Il momento più strano del festival – si, anche del concerto dei Gutalax – é arrivato quando abbiamo deciso di dare un’occhiata al concerto degli Humanity’s Last Breath. Il gruppo svedese é autore di uno strano miscuglio tra djent, progressive e deathcore che qualcuno definisce addirittura un genere a sé, esaltando la band per la sua originalità. Essendo noi invece di vecchia scuola abbiamo osservato curiosamente e con confusione, chiedendoci tra l’altro perché il cantante fosse sempre gobbo e incappucciato facendo gesti strani con le mani. Le linee di basso erano forse la parte più interessante ed apprezzabile, prima di incamminarci verso lo show successivo.
Più consoni ai nostri gusti erano i californiani Helsótt, con il loro folk/death metal ed il cantante dall’atteggiamento sempre sorridente verso il pubblico, con il bassista che in quanto a stile avrebbe potuto gareggiare con Les Claypool. Parlando prettamente di musica, salta all’occhio il riferimento alla cultura cowboy americana (in contrasto coi successivi Blackbraid) così come gli elementi folkloristici che si ritrovano anche nel sound, il quale porta alla mente gruppi come Månegarm ma reinventati in chiave death metal e se fossero cresciuti in america. Peccato che ci fosse davvero poca gente ad assistere alla loro prova, in concomitanza con i Crownshift che certamente hanno sia il vantaggio di giocare in casa che lo status di “supergruppo”, vantando membri di Nightwish, Wintersun, Finntroll, Children of Bodom e MyGrain, tra gli altri (insomma un po’ tutti i gruppi più celebri della scena locale).
Come anticipato, subito dopo é toccato ai loro connazionali Blackbraid. Dal vivo la band vanta nei propri ranghi ex membri tra gli altri di Skeletal Remains, Cerebral Rot e Maquahuitl. Sull’onda della moda che sta andando avanti da qualche anno con parecchi gruppi che guardano alle loro tradizioni ed origini ancestrali, il focus della formazione statunitense é chiaramente incentrato sulla mitologia dei nativi americani, sulla natura ed il paganesimo.

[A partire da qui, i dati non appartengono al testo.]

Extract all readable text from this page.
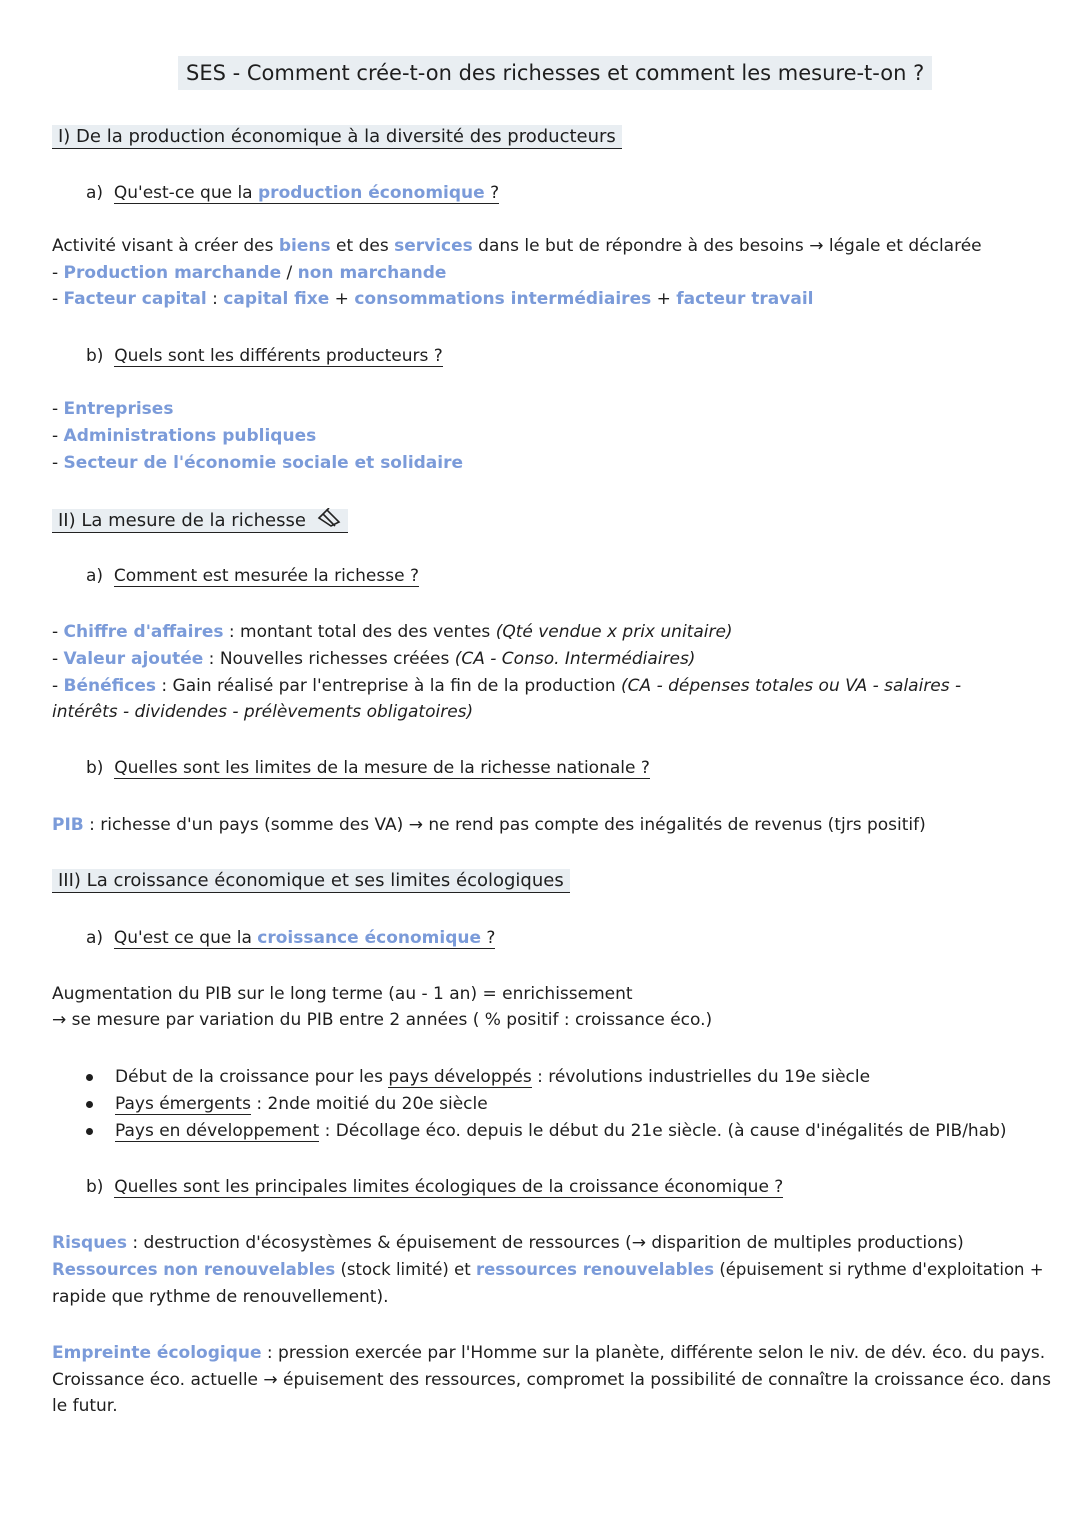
SES - Comment crée-t-on des richesses et comment les mesure-t-on ?
I) De la production économique à la diversité des producteurs
a) Qu'est-ce que la production économique ?
Activité visant à créer des biens et des services dans le but de répondre à des besoins → légale et déclarée
- Production marchande / non marchande
- Facteur capital : capital fixe + consommations intermédiaires + facteur travail
b) Quels sont les différents producteurs ?
- Entreprises
- Administrations publiques
- Secteur de l'économie sociale et solidaire
II) La mesure de la richesse
a) Comment est mesurée la richesse ?
- Chiffre d'affaires : montant total des des ventes (Qté vendue x prix unitaire)
- Valeur ajoutée : Nouvelles richesses créées (CA - Conso. Intermédiaires)
- Bénéfices : Gain réalisé par l'entreprise à la fin de la production (CA - dépenses totales ou VA - salaires -
intérêts - dividendes - prélèvements obligatoires)
b) Quelles sont les limites de la mesure de la richesse nationale ?
PIB : richesse d'un pays (somme des VA) → ne rend pas compte des inégalités de revenus (tjrs positif)
III) La croissance économique et ses limites écologiques
a) Qu'est ce que la croissance économique ?
Augmentation du PIB sur le long terme (au - 1 an) = enrichissement
→ se mesure par variation du PIB entre 2 années ( % positif : croissance éco.)
Début de la croissance pour les pays développés : révolutions industrielles du 19e siècle
Pays émergents : 2nde moitié du 20e siècle
Pays en développement : Décollage éco. depuis le début du 21e siècle. (à cause d'inégalités de PIB/hab)
b) Quelles sont les principales limites écologiques de la croissance économique ?
Risques : destruction d'écosystèmes & épuisement de ressources (→ disparition de multiples productions)
Ressources non renouvelables (stock limité) et ressources renouvelables (épuisement si rythme d'exploitation +
rapide que rythme de renouvellement).
Empreinte écologique : pression exercée par l'Homme sur la planète, différente selon le niv. de dév. éco. du pays.
Croissance éco. actuelle → épuisement des ressources, compromet la possibilité de connaître la croissance éco. dans
le futur.
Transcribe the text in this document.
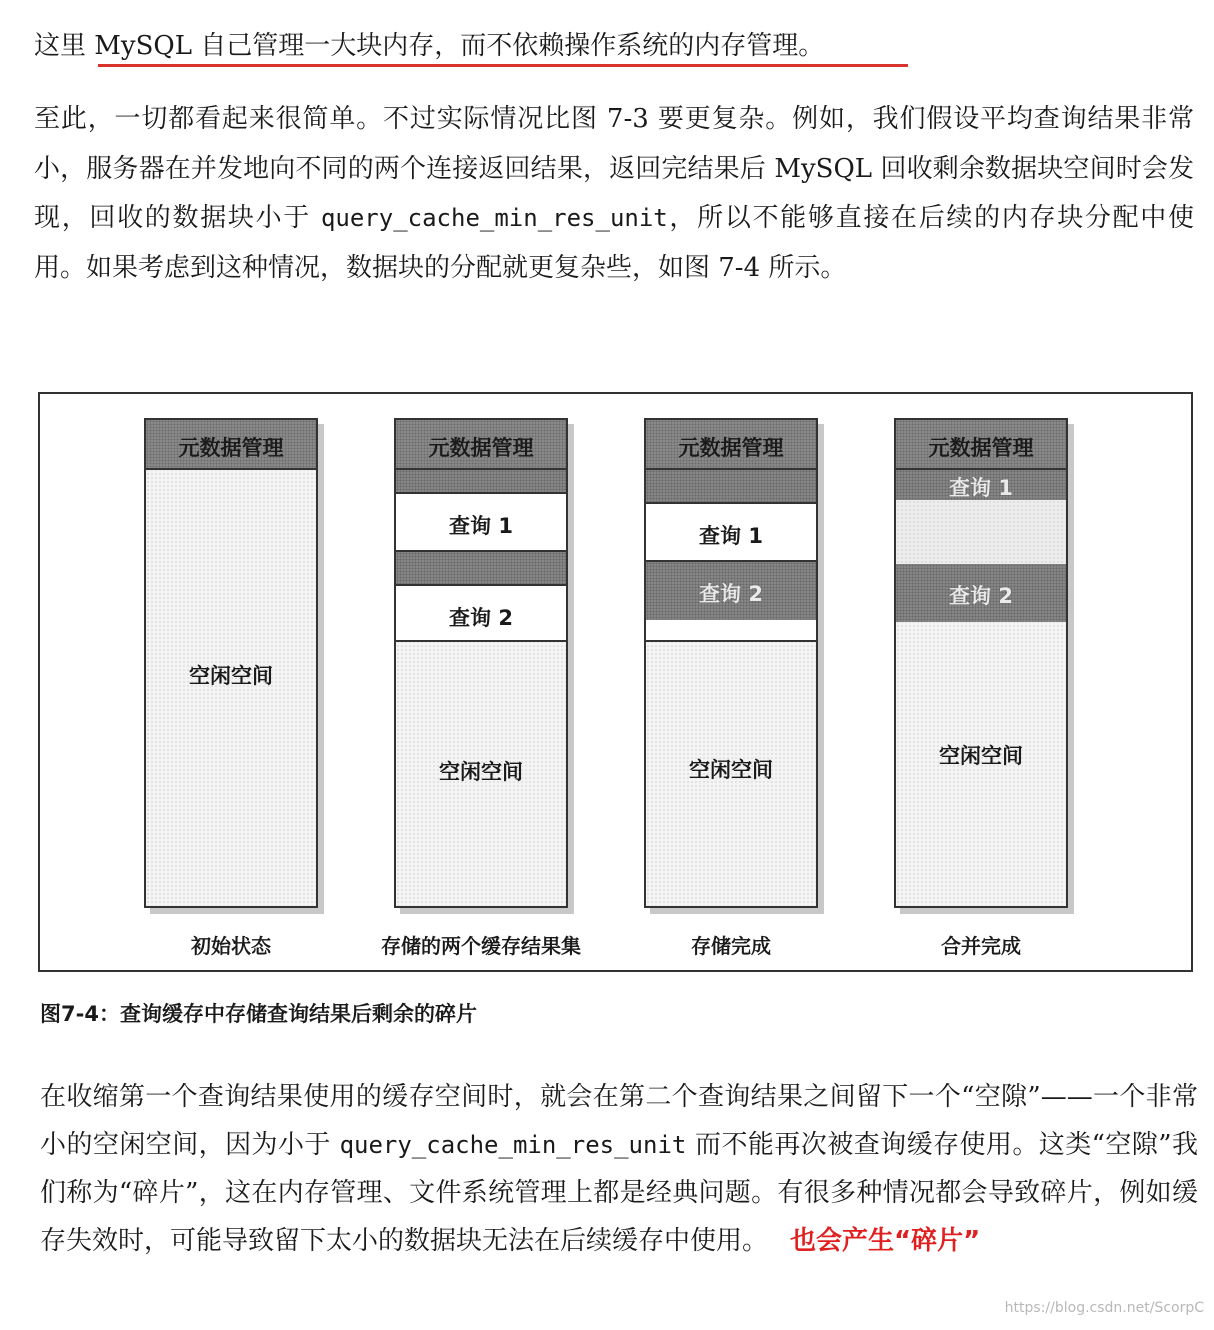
这里 MySQL 自己管理一大块内存，而不依赖操作系统的内存管理。
至此，一切都看起来很简单。不过实际情况比图 7-3 要更复杂。例如，我们假设平均查询结果非常小，服务器在并发地向不同的两个连接返回结果，返回完结果后 MySQL 回收剩余数据块空间时会发现，回收的数据块小于 query_cache_min_res_unit，所以不能够直接在后续的内存块分配中使用。如果考虑到这种情况，数据块的分配就更复杂些，如图 7-4 所示。
元数据管理
空闲空间
初始状态
元数据管理
查询 1
查询 2
空闲空间
存储的两个缓存结果集
元数据管理
查询 1
查询 2
空闲空间
存储完成
元数据管理
查询 1
查询 2
空闲空间
合并完成
图7-4：查询缓存中存储查询结果后剩余的碎片
在收缩第一个查询结果使用的缓存空间时，就会在第二个查询结果之间留下一个“空隙”——一个非常小的空闲空间，因为小于 query_cache_min_res_unit 而不能再次被查询缓存使用。这类“空隙”我们称为“碎片”，这在内存管理、文件系统管理上都是经典问题。有很多种情况都会导致碎片，例如缓存失效时，可能导致留下太小的数据块无法在后续缓存中使用。 也会产生“碎片”
https://blog.csdn.net/ScorpC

Lo si vede infatti anche sul palco con i colori di guerra e i vestiti tradizionali sfoggiati quantomeno dal frontman e mastermind della band, Sgah’gahsowáh, e dal chitarrista Y.E. Senz’altro non mancano di originalità e risultano piuttosto accattivanti dal vivo, nonostante il sole accecante che punta proprio sul palco abbagliando quando si riflette sugli strumenti della band.

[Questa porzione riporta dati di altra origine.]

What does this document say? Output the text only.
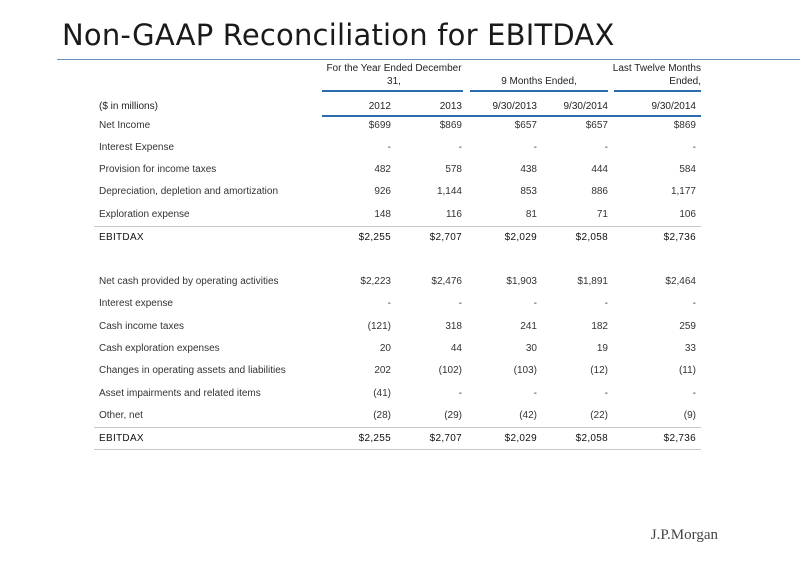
Non-GAAP Reconciliation for EBITDAX
For the Year Ended December
31,	9 Months Ended,
Last Twelve Months
Ended,
($ in millions)	2012	2013	9/30/2013	9/30/2014	9/30/2014
Net Income	$699	$869	$657	$657	$869
Interest Expense	-	-	-	-	-
Provision for income taxes	482	578	438	444	584
Depreciation, depletion and amortization	926	1,144	853	886	1,177
Exploration expense	148	116	81	71	106
EBITDAX	$2,255	$2,707	$2,029	$2,058	$2,736
Net cash provided by operating activities	$2,223	$2,476	$1,903	$1,891	$2,464
Interest expense	-	-	-	-	-
Cash income taxes	(121)	318	241	182	259
Cash exploration expenses	20	44	30	19	33
Changes in operating assets and liabilities	202	(102)	(103)	(12)	(11)
Asset impairments and related items	(41)	-	-	-	-
Other, net	(28)	(29)	(42)	(22)	(9)
EBITDAX	$2,255	$2,707	$2,029	$2,058	$2,736
J.P.Morgan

A seguire gli Havukruunu. Loro per il pubblico locale non hanno certo bisogno di presentazioni, vantando un buon numero di assidui fans che riempiono ogni volta i locali dove suonano. In formazione un po’ rimaneggiata almeno per quanto riguarda il bassista, questa band che si rifà ampiamente ai Moonsorrow ed ai Bathory come influenze principali é riuscita negli anni a conquistarsi a suon di live un seguito di tutto rispetto, certo non saranno le band originali, ma sopratutto le generazioni più giovani che non sono cresciute a pane e Bathory non sembrano riconoscere la differenza. Senz’altro, almeno per il pubblico finlandese, una parte del loro successo sarà anche nei testi che si rifanno prettamente al paganesimo locale, così come all’oscurità, la solitudine ed il lungo inverno finnico, tutte tematiche che sicuramente toccano chi é cresciuto da queste parti. Ancora una volta hanno esaltato i propri fans senza troppi sforzi.

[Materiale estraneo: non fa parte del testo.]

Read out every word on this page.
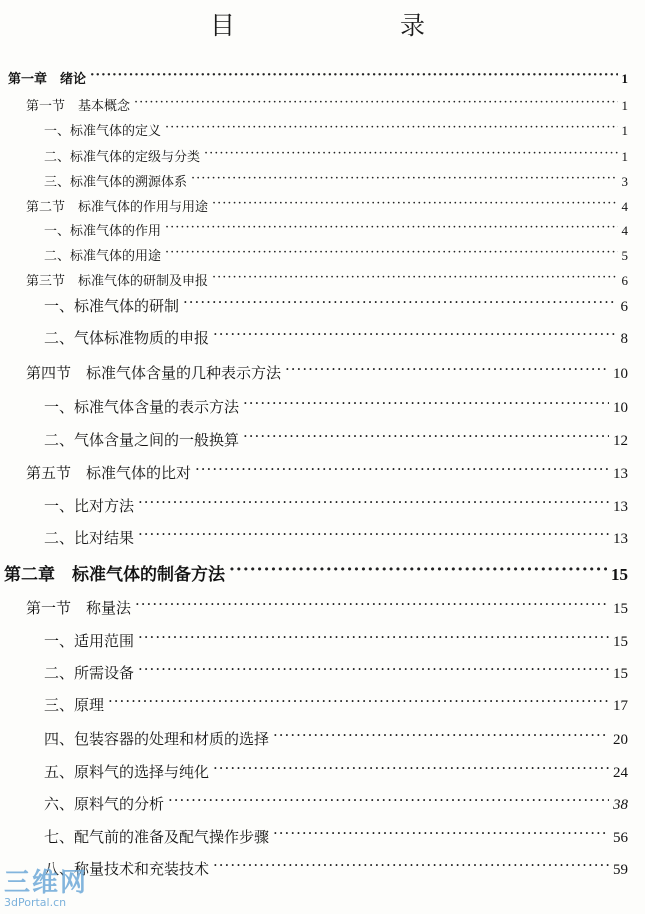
目　录
第一章　绪论 ·····	1
第一节　基本概念 ·····	1
一、标准气体的定义 ·····	1
二、标准气体的定级与分类 ·····	1
三、标准气体的溯源体系 ·····	3
第二节　标准气体的作用与用途 ·····	4
一、标准气体的作用 ·····	4
二、标准气体的用途 ·····	5
第三节　标准气体的研制及申报 ·····	6
一、标准气体的研制 ·····	6
二、气体标准物质的申报 ·····	8
第四节　标准气体含量的几种表示方法 ·····	10
一、标准气体含量的表示方法 ·····	10
二、气体含量之间的一般换算 ·····	12
第五节　标准气体的比对 ·····	13
一、比对方法 ·····	13
二、比对结果 ·····	13
第二章　标准气体的制备方法 ·····	15
第一节　称量法 ·····	15
一、适用范围 ·····	15
二、所需设备 ·····	15
三、原理 ·····	17
四、包装容器的处理和材质的选择 ·····	20
五、原料气的选择与纯化 ·····	24
六、原料气的分析 ·····	38
七、配气前的准备及配气操作步骤 ·····	56
八、称量技术和充装技术 ·····	59
三维网
3dPortal.cn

Un’altra band che si occupa di tematiche cupe ma anche più riflessive sono invece i successivi Insomnium. Come i colleghi Wolfheart il giorno precedente, hanno dato un’impronta più melodica a quanto offerto sinora, la differenza sta nel fatto che il loro show é stato molto più coinvolgente, complice il fatto che si svolge sul palco piccolo dove la band é maggiormente a contatto con il pubblico. In questo senso vale la pena fare un parallelo con i Before The Dawn lo scorso anno, ed in effetti avrebbe avuto più senso forse far suonare anche i Wolfheart sul secondo palco. Riguardo gli Insomnium, bisogna ammettere che da quando ormai oltre un decennio fa Markus Vanhala é entrato nella band ne hanno sicuramente guadagnato in sede live, grazie sopratutto alla sua energia ed inesauribile carica positiva. Guidati ancora con il solito carisma da Niilo Sevänen, si sono concentrata suprattutto sugli ultimi due dischi, con il pubblico nelle prime file che non si é certo astenuto da un po’ di sano e furioso headbanging.
Era da tanto che DORO non si faceva viva da queste parti, ed é stata accolta come le si addice da un pubblico pieno di entusiasmo. La Metal Queen per eccellenza, divisa fra l’ultimo “Conqueress – Forever Strong and Proud”, ed i classici dell’era Warlock, ha estasiato i presenti a suon di anthem del metallo pesante, facendo alzare un mare di braccia ad ogni occasione. Già solo guardare come aveva il pubblico in pugno é stato uno spettacolo a sé, ma la sempreverde cantante – che non sembra mai invecchiare nonostante il bisogno degli schermi coi testi a fronte del palco – da’ una vera e propria lezione di puro heavy metal. “Duettando” di tanto in tanto con gli altri membri della band quando non si trova ad incitare i fans, Doro Pesch ha ancora grinta da vendere e sa unire tutti i presenti sotto la bandiera del metallo. Inarrestabile. Va menzionato che purtroppo per la concomitanza con DORO stavolta ci siamo persi i Barathrum, senza offesa per la band di Janne Sova.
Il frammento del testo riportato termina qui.